Les traitements actuels contre la dépression restent insuffisants pour une partie des patients, et les rechutes sont fréquentes. Pour développer de nouvelles approches plus efficaces, il est essentiel de mieux comprendre les mécanismes biologiques impliqués dans cette maladie. Notre projet de recherche s’intéresse à un élément encore peu exploré dans ce contexte : la barrière hémato-encéphalique (BHE). La BHE est une structure qui agit comme un filtre protecteur, en contrôlant les échanges entre le sang et le cerveau. Des études récentes suggèrent qu’elle pourrait être altérée dans certaines maladies psychiatriques, comme la dépression, et ainsi contribuer à certains symptômes. De plus, des travaux montrent qu’il est possible de moduler temporairement la perméabilité de cette barrière, ce qui permettrait de faire passer dans le cerveau des substances actives susceptibles d’agir sur les symptômes dépressifs. Ces découvertes ouvrent des perspectives nouvelles, à la fois pour mieux comprendre la maladie et pour envisager de nouvelles voies d’administration de traitements ciblés.
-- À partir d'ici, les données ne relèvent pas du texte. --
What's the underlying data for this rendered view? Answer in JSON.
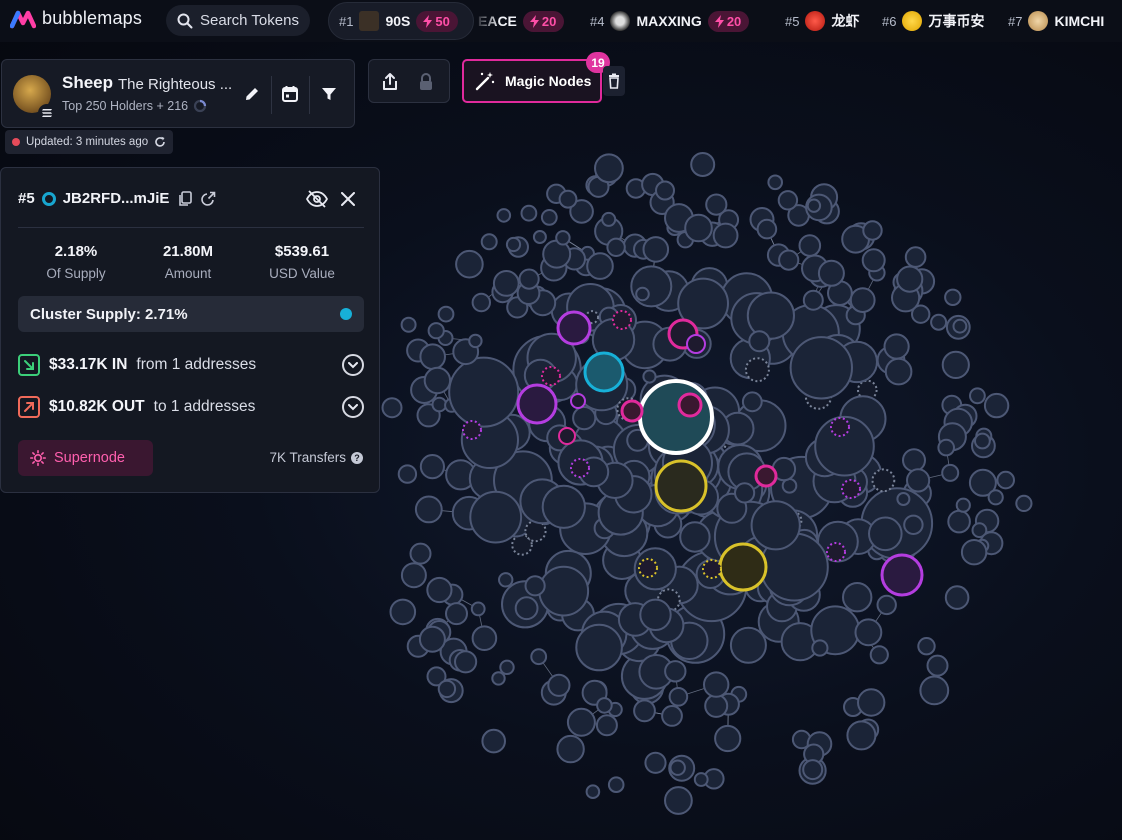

Notre projet repose donc sur deux grands objectifs complémentaires : 1. Étudier l’état de la barrière hémato-encéphalique dans un modèle animal (des souris) présentant des caractéristiques proches de la dépression humaine. Pour cela, nous utilisons des techniques d’imagerie non invasives permettant d’observer le cerveau (IRM) et son fonctionnement (TEP). 2. Tester la possibilité d’agir sur la barrière, en modifiant transitoirement sa perméabilité. Cela permettra d’évaluer si des composés potentiellement utiles contre la dépression peuvent franchir cette barrière et avoir un effet thérapeutique. Cette modulation sera testée par deux méthodes : l’utilisation d’ultrasons ciblés (FUS) et l’administration de substances spécifiques. L’ensemble de ces investigations vise à mieux comprendre le rôle de la BHE dans la dépression et à évaluer de nouvelles stratégies thérapeutiques en s’appuyant sur l’imagerie et la modulation ciblée de cette barrière.

Quels sont les bénéfices susceptibles de découler de ce projet?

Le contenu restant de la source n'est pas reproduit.